Bir ara Allah inancını kabule yanaşmayan halk bir bayram günü âdetleri üzere puthaneye yemek getirmiş putlarının önüne koymuş daha sonra da eğlenme yerlerine gitmişti. İbrahim (a.s)'ı de götürmek istemişler ancak o rahatsız olduğu gerekçesiyle gitmemişti. Onlar eğlence yerlerine gidince puthaneye girip putların hepsini paramparça etmiş içlerinden sadece en büyüğünü ona baş vursunlar diye sağlam bırakmıştı.

Bayram eğlenceleri biten halk yine âdetleri üzere yemeklerini almak için puthaneye gelmiş ancak puthaneyi harabeye dönmüş bir durumda görünce putları bu hale getirenin İbrahim (a.s.) olabileceğini düşünmüşler İbrahim (a.s)'i çağırıp şu şekilde sorguya çekmişlerdir: "Ey İbrahim!

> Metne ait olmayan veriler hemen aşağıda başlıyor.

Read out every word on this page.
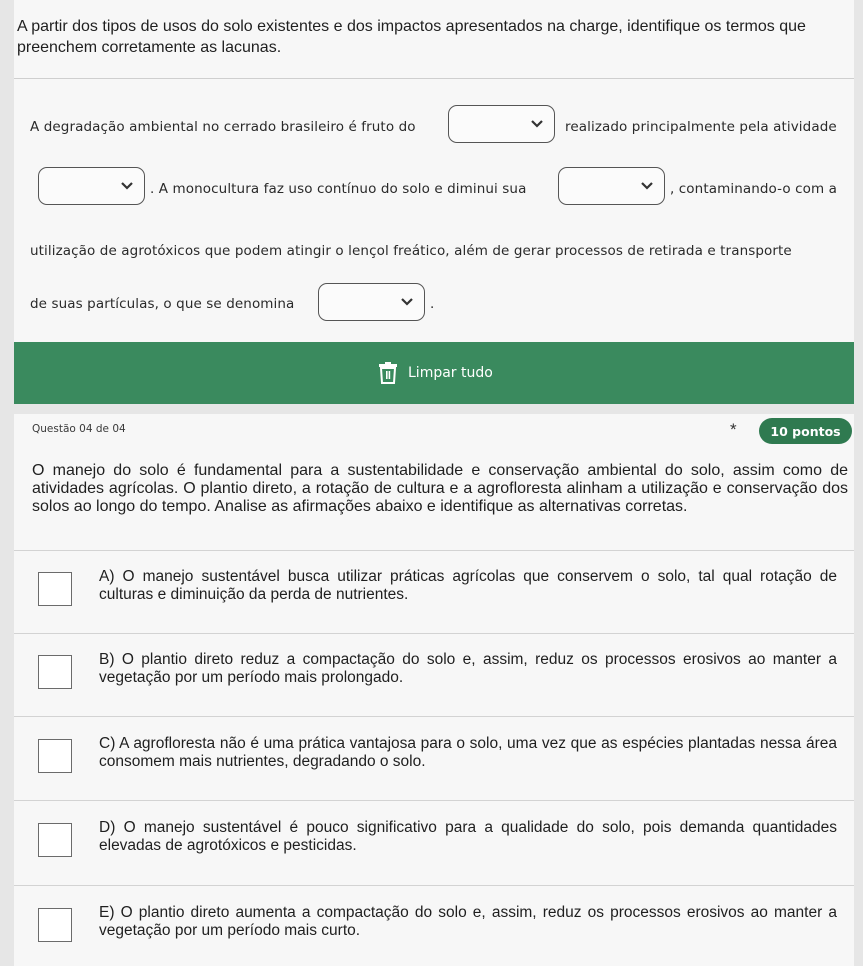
A partir dos tipos de usos do solo existentes e dos impactos apresentados na charge, identifique os termos que preenchem corretamente as lacunas.
A degradação ambiental no cerrado brasileiro é fruto do	realizado principalmente pela atividade
. A monocultura faz uso contínuo do solo e diminui sua	, contaminando-o com a
utilização de agrotóxicos que podem atingir o lençol freático, além de gerar processos de retirada e transporte
de suas partículas, o que se denomina	.
Limpar tudo
Questão 04 de 04	*	10 pontos
O manejo do solo é fundamental para a sustentabilidade e conservação ambiental do solo, assim como de atividades agrícolas. O plantio direto, a rotação de cultura e a agrofloresta alinham a utilização e conservação dos solos ao longo do tempo. Analise as afirmações abaixo e identifique as alternativas corretas.
A) O manejo sustentável busca utilizar práticas agrícolas que conservem o solo, tal qual rotação de culturas e diminuição da perda de nutrientes.
B) O plantio direto reduz a compactação do solo e, assim, reduz os processos erosivos ao manter a vegetação por um período mais prolongado.
C) A agrofloresta não é uma prática vantajosa para o solo, uma vez que as espécies plantadas nessa área consomem mais nutrientes, degradando o solo.
D) O manejo sustentável é pouco significativo para a qualidade do solo, pois demanda quantidades elevadas de agrotóxicos e pesticidas.
E) O plantio direto aumenta a compactação do solo e, assim, reduz os processos erosivos ao manter a vegetação por um período mais curto.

Tanrılarımıza bu hareketi sen mi yaptın?" Hz. İbrahim bu soruya "Belki onu şu büyükleri yapmıştır. Konuşabiliyorsa onlara sorun!" şeklinde cevap verdi (el-Enbiyâ 21/62-63). Halk putların cansız ve konuşamaz olduklarını itiraf edince İbrahim (a.s) tevhid inancını haykırırcasına şöyle dedi: "O halde Allah'ı bırakıp da size hiç bir fayda ve zarar veremeyecek olan putlara ne diye taparsınız? Size de Allah'ı bırakıp taptıklarınıza da yazıklar olsun! Hâlâ akıllanmayacak mısınız?" (el-Enbiyâ 21/66-67).

İbrahim (a.s)'ın bu savunması sapıklar tarafından onun suçlu duruma düşmesine yetmişti. Sapıkların lideri Nemrud İbrahim (a.s)'ın öldürülerek veya yakılarak cezalandırılmasını teklif etmiş ve nihayet ateşte yakılmasına karar verilmişti. Hazırlanan ateşin alevi en şiddetli ve hararetli duruma geldiğinde İbrahim (a.s)'ı mancınıkla fırlatıp ateşe attılar. Ancak ateşin ve her şeyin sahibi olan Allah ateşe şöyle emir verdi: "Ey ateş! İbrahim'e karşı serin ve zararsız ol!" (el-Enbiyâ 21/69). Böylece İbrahim (a.s) ateşten kurtulmuş oldu. O sırada İbrahim (a.s)'a inanan tek bir kişi vardı; o da Lut (a.s) idi.

Hz. Peygamber şöyle buyurmuştur: "İbrahim aleyhi's-salâtü ve's Selâm yalnız üç defa (te'vil ile başka bir manaya çevirerek) yalan söylemiştir. Bunların ikisi Aziz ve Celil olan Allah'ın zâtı ve rızası için: Birisi (putperestlere) "ben hastayım" demesi öbürüsü de "Belki putların şu büyüğü bu işi işlemiştir" demesi. Resulullah üçüncüsü için de şöyle demiştir: "İbrahim günün birinde zevcesi Sâre ile birlikte azılı bir zalime uğramıştı" (Buhârî Enbiya 8 ).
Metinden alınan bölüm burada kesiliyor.